One surprising new debunker emerged recently; NVIDIA. They have launched two new cards that offer global illumination and were wondering how to demonstrate this new lighting method. This method is basically saying ‘The light does not just bounce off a material and then straight into the camera or gone; it bounces all over the place, hitting multiple surfaces, reflecting and refracting and a single photon may have bounced 20 or 100 times before coming into the camera’. This changes how stuff look, but think about this; when the sun shines in to your room from one angle, your whole room is lit, not just the parts that the sun light hits.

Based on this, NVIDIA decided to test their engine on a photo from the Lunar Landing, showing Buzz Aldrin descending from the Lander, being in the shadow of it, however also being rather well lit. The nay-sayers were saying ‘This is impossible, because he was in the Lander’s shadow, so he should have been black’.
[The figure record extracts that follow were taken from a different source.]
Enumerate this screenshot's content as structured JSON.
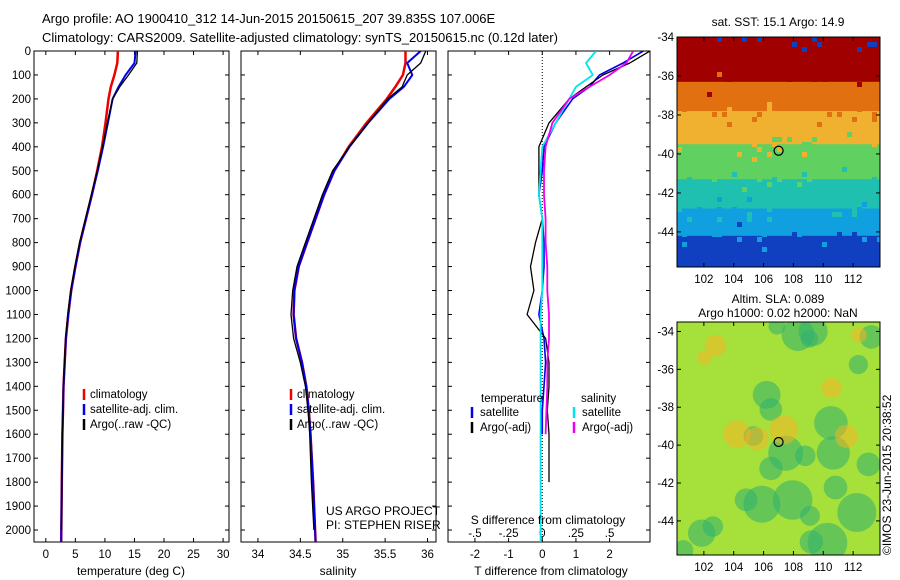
{
  "title": {
    "line1": "Argo profile: AO 1900410_312 14-Jun-2015 20150615_207 39.835S 107.006E",
    "line2": "Climatology: CARS2009. Satellite-adjusted climatology: synTS_20150615.nc (0.12d later)"
  },
  "credits": {
    "project": "US ARGO PROJECT",
    "pi": "PI: STEPHEN RISER",
    "stamp": "©IMOS 23-Jun-2015 20:38:52"
  },
  "colors": {
    "climatology": "#ee0000",
    "satellite": "#0000ee",
    "argo": "#000000",
    "sal_satellite": "#00e5ee",
    "sal_argo": "#ee00ee"
  },
  "chart_data": [
    {
      "type": "line",
      "id": "temperature",
      "xlabel": "temperature (deg C)",
      "ylabel": "",
      "xlim": [
        -2,
        31
      ],
      "ylim": [
        2050,
        0
      ],
      "xticks": [
        0,
        5,
        10,
        15,
        20,
        25,
        30
      ],
      "yticks": [
        0,
        100,
        200,
        300,
        400,
        500,
        600,
        700,
        800,
        900,
        1000,
        1100,
        1200,
        1300,
        1400,
        1500,
        1600,
        1700,
        1800,
        1900,
        2000
      ],
      "legend": [
        "climatology",
        "satellite-adj. clim.",
        "Argo(..raw -QC)"
      ],
      "legend_position": "lower-right",
      "series": [
        {
          "name": "climatology",
          "color": "#ee0000",
          "width": 2.5,
          "x": [
            12.2,
            12.1,
            11.6,
            11.0,
            10.6,
            10.1,
            9.5,
            8.7,
            7.8,
            6.8,
            5.8,
            5.0,
            4.3,
            3.8,
            3.4,
            3.2,
            3.0,
            2.9,
            2.8,
            2.7,
            2.6
          ],
          "y": [
            0,
            50,
            100,
            150,
            200,
            300,
            400,
            500,
            600,
            700,
            800,
            900,
            1000,
            1100,
            1200,
            1300,
            1400,
            1500,
            1600,
            1800,
            2050
          ]
        },
        {
          "name": "satellite-adj. clim.",
          "color": "#0000ee",
          "width": 2,
          "x": [
            15.2,
            15.0,
            13.5,
            12.3,
            11.3,
            10.5,
            9.7,
            8.8,
            7.8,
            6.8,
            5.8,
            5.0,
            4.3,
            3.8,
            3.4,
            3.2,
            3.0,
            2.9,
            2.8,
            2.7,
            2.6
          ],
          "y": [
            0,
            50,
            100,
            150,
            200,
            300,
            400,
            500,
            600,
            700,
            800,
            900,
            1000,
            1100,
            1200,
            1300,
            1400,
            1500,
            1600,
            1800,
            2050
          ]
        },
        {
          "name": "Argo(..raw -QC)",
          "color": "#000000",
          "width": 1.3,
          "x": [
            15.5,
            15.4,
            14.0,
            12.5,
            11.3,
            10.4,
            9.6,
            8.7,
            7.7,
            6.7,
            5.7,
            4.9,
            4.2,
            3.7,
            3.35,
            3.15,
            3.0,
            2.9,
            2.8,
            2.7,
            2.65
          ],
          "y": [
            0,
            50,
            100,
            150,
            200,
            300,
            400,
            500,
            600,
            700,
            800,
            900,
            1000,
            1100,
            1200,
            1300,
            1400,
            1500,
            1600,
            1800,
            2000
          ]
        }
      ]
    },
    {
      "type": "line",
      "id": "salinity",
      "xlabel": "salinity",
      "ylabel": "",
      "xlim": [
        33.8,
        36.1
      ],
      "ylim": [
        2050,
        0
      ],
      "xticks": [
        34,
        34.5,
        35,
        35.5,
        36
      ],
      "yticks": [],
      "legend": [
        "climatology",
        "satellite-adj. clim.",
        "Argo(..raw -QC)"
      ],
      "legend_position": "lower-right",
      "series": [
        {
          "name": "climatology",
          "color": "#ee0000",
          "width": 2.5,
          "x": [
            35.74,
            35.74,
            35.71,
            35.62,
            35.52,
            35.28,
            35.07,
            34.9,
            34.78,
            34.68,
            34.58,
            34.48,
            34.43,
            34.42,
            34.45,
            34.52,
            34.57,
            34.6,
            34.62,
            34.65,
            34.68
          ],
          "y": [
            0,
            50,
            100,
            150,
            200,
            300,
            400,
            500,
            600,
            700,
            800,
            900,
            1000,
            1100,
            1200,
            1300,
            1400,
            1500,
            1600,
            1800,
            2050
          ]
        },
        {
          "name": "satellite-adj. clim.",
          "color": "#0000ee",
          "width": 2,
          "x": [
            35.92,
            35.76,
            35.82,
            35.72,
            35.55,
            35.3,
            35.08,
            34.9,
            34.78,
            34.68,
            34.58,
            34.48,
            34.43,
            34.42,
            34.45,
            34.52,
            34.57,
            34.6,
            34.62,
            34.65,
            34.68
          ],
          "y": [
            0,
            50,
            100,
            150,
            200,
            300,
            400,
            500,
            600,
            700,
            800,
            900,
            1000,
            1100,
            1200,
            1300,
            1400,
            1500,
            1600,
            1800,
            2050
          ]
        },
        {
          "name": "Argo(..raw -QC)",
          "color": "#000000",
          "width": 1.3,
          "x": [
            35.98,
            35.92,
            35.76,
            35.7,
            35.53,
            35.3,
            35.08,
            34.88,
            34.76,
            34.66,
            34.56,
            34.46,
            34.41,
            34.39,
            34.42,
            34.5,
            34.56,
            34.59,
            34.61,
            34.63,
            34.66
          ],
          "y": [
            0,
            50,
            100,
            150,
            200,
            300,
            400,
            500,
            600,
            700,
            800,
            900,
            1000,
            1100,
            1200,
            1300,
            1400,
            1500,
            1600,
            1800,
            2000
          ]
        }
      ]
    },
    {
      "type": "line",
      "id": "difference",
      "xlabel": "T difference from climatology",
      "xlabel_top": "S difference from climatology",
      "xlim": [
        -2.8,
        3.2
      ],
      "ylim": [
        2050,
        0
      ],
      "xticks": [
        -2,
        -1,
        0,
        1,
        2
      ],
      "xticks_top": [
        -0.5,
        -0.25,
        0,
        0.25,
        0.5
      ],
      "yticks": [],
      "legend": {
        "temperature_header": "temperature",
        "salinity_header": "salinity",
        "items": [
          "satellite",
          "Argo(-adj)",
          "satellite",
          "Argo(-adj)"
        ]
      },
      "legend_position": "lower-right",
      "series": [
        {
          "name": "satellite",
          "group": "temperature",
          "color": "#0000ee",
          "width": 1.6,
          "x": [
            3.0,
            2.4,
            1.7,
            1.4,
            0.9,
            0.4,
            0.05,
            0.0,
            -0.1,
            0.0,
            0.05,
            0.05,
            0.0,
            -0.1,
            0.05,
            0.1,
            0.05,
            0.0,
            0.0
          ],
          "y": [
            0,
            50,
            100,
            150,
            200,
            300,
            400,
            500,
            600,
            700,
            800,
            900,
            1000,
            1100,
            1200,
            1300,
            1400,
            1500,
            1600
          ]
        },
        {
          "name": "Argo(-adj)",
          "group": "temperature",
          "color": "#000000",
          "width": 1.3,
          "x": [
            3.2,
            2.6,
            1.8,
            1.3,
            0.8,
            0.2,
            -0.1,
            -0.1,
            -0.1,
            0.0,
            -0.2,
            -0.35,
            -0.25,
            -0.45,
            0.1,
            0.2,
            0.2,
            0.15,
            0.2,
            0.2
          ],
          "y": [
            0,
            50,
            100,
            150,
            200,
            300,
            400,
            500,
            600,
            700,
            800,
            900,
            1000,
            1100,
            1200,
            1300,
            1400,
            1500,
            1600,
            1800
          ]
        },
        {
          "name": "satellite",
          "group": "salinity",
          "color": "#00e5ee",
          "width": 1.8,
          "x": [
            1.6,
            1.3,
            1.5,
            1.0,
            0.8,
            0.4,
            0.0,
            -0.05,
            -0.1,
            0.0,
            0.0,
            0.0,
            0.0,
            -0.05,
            -0.05,
            -0.05,
            -0.05,
            -0.05,
            -0.05,
            -0.05,
            -0.05
          ],
          "y": [
            0,
            50,
            100,
            150,
            200,
            300,
            400,
            500,
            600,
            700,
            800,
            900,
            1000,
            1100,
            1200,
            1300,
            1400,
            1500,
            1600,
            1800,
            2050
          ]
        },
        {
          "name": "Argo(-adj)",
          "group": "salinity",
          "color": "#ee00ee",
          "width": 1.8,
          "x": [
            2.7,
            2.5,
            2.0,
            1.4,
            0.8,
            0.3,
            0.1,
            0.05,
            0.05,
            0.1,
            0.1,
            0.15,
            0.15,
            0.2,
            0.2,
            0.15,
            0.15,
            0.1
          ],
          "y": [
            0,
            50,
            100,
            150,
            200,
            300,
            400,
            500,
            600,
            700,
            800,
            900,
            1000,
            1100,
            1200,
            1300,
            1400,
            1600
          ]
        }
      ]
    },
    {
      "type": "heatmap",
      "id": "sst_map",
      "title": "sat. SST: 15.1  Argo: 14.9",
      "xlim": [
        100.2,
        113.8
      ],
      "ylim": [
        -45.8,
        -34
      ],
      "xticks": [
        102,
        104,
        106,
        108,
        110,
        112
      ],
      "yticks": [
        -34,
        -36,
        -38,
        -40,
        -42,
        -44
      ],
      "marker": {
        "lon": 107.006,
        "lat": -39.835
      },
      "color_bands": [
        {
          "lat_from": -34,
          "lat_to": -36.3,
          "color": "#a00000"
        },
        {
          "lat_from": -36.3,
          "lat_to": -37.8,
          "color": "#e07010"
        },
        {
          "lat_from": -37.8,
          "lat_to": -39.5,
          "color": "#f0b030"
        },
        {
          "lat_from": -39.5,
          "lat_to": -41.3,
          "color": "#60d060"
        },
        {
          "lat_from": -41.3,
          "lat_to": -42.8,
          "color": "#20c0b0"
        },
        {
          "lat_from": -42.8,
          "lat_to": -44.2,
          "color": "#10a0e0"
        },
        {
          "lat_from": -44.2,
          "lat_to": -45.8,
          "color": "#1040c0"
        }
      ]
    },
    {
      "type": "heatmap",
      "id": "sla_map",
      "title_line1": "Altim. SLA: 0.089",
      "title_line2": "Argo h1000: 0.02  h2000: NaN",
      "xlim": [
        100.2,
        113.8
      ],
      "ylim": [
        -45.8,
        -33.5
      ],
      "xticks": [
        102,
        104,
        106,
        108,
        110,
        112
      ],
      "yticks": [
        -34,
        -36,
        -38,
        -40,
        -42,
        -44
      ],
      "marker": {
        "lon": 107.006,
        "lat": -39.835
      },
      "colors": {
        "base": "#a6e03a",
        "low": "#30b070",
        "high": "#ffb020"
      }
    }
  ]
}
Well, here is what NVIDIA found.

I suspect this will make little difference to the nay-sayers. As Mark Daly said:

It’s tough to prove a negative. Can I prove that they didn’t shoot this thing on some Hollywood sound stage? Nope, I can’t prove that.Mark Daly, Sr. Director, Content Development, NVIDIA

Because this has been done before; another, possibly more famous, attempt at the same picture, a special episode of Mythbusters titled “NASA Moon Landing”, aired on August 27, 2008. They did a lot of the “things wrong with the moon landing” and one of them was this photo. They built a model to take a shot of it, used sand with the same light reflecting/refracting properties as the moon surface and provided just one light source. The result was the same illumination of the model Aldrin.

On the same episode they tackled various other “photo evidence of the hoax” and all came back as Busted.

There are even the more “serious” (if you like) analyses on why the “hoax evidence” is wrong, but hey, they are just part of the machine, right?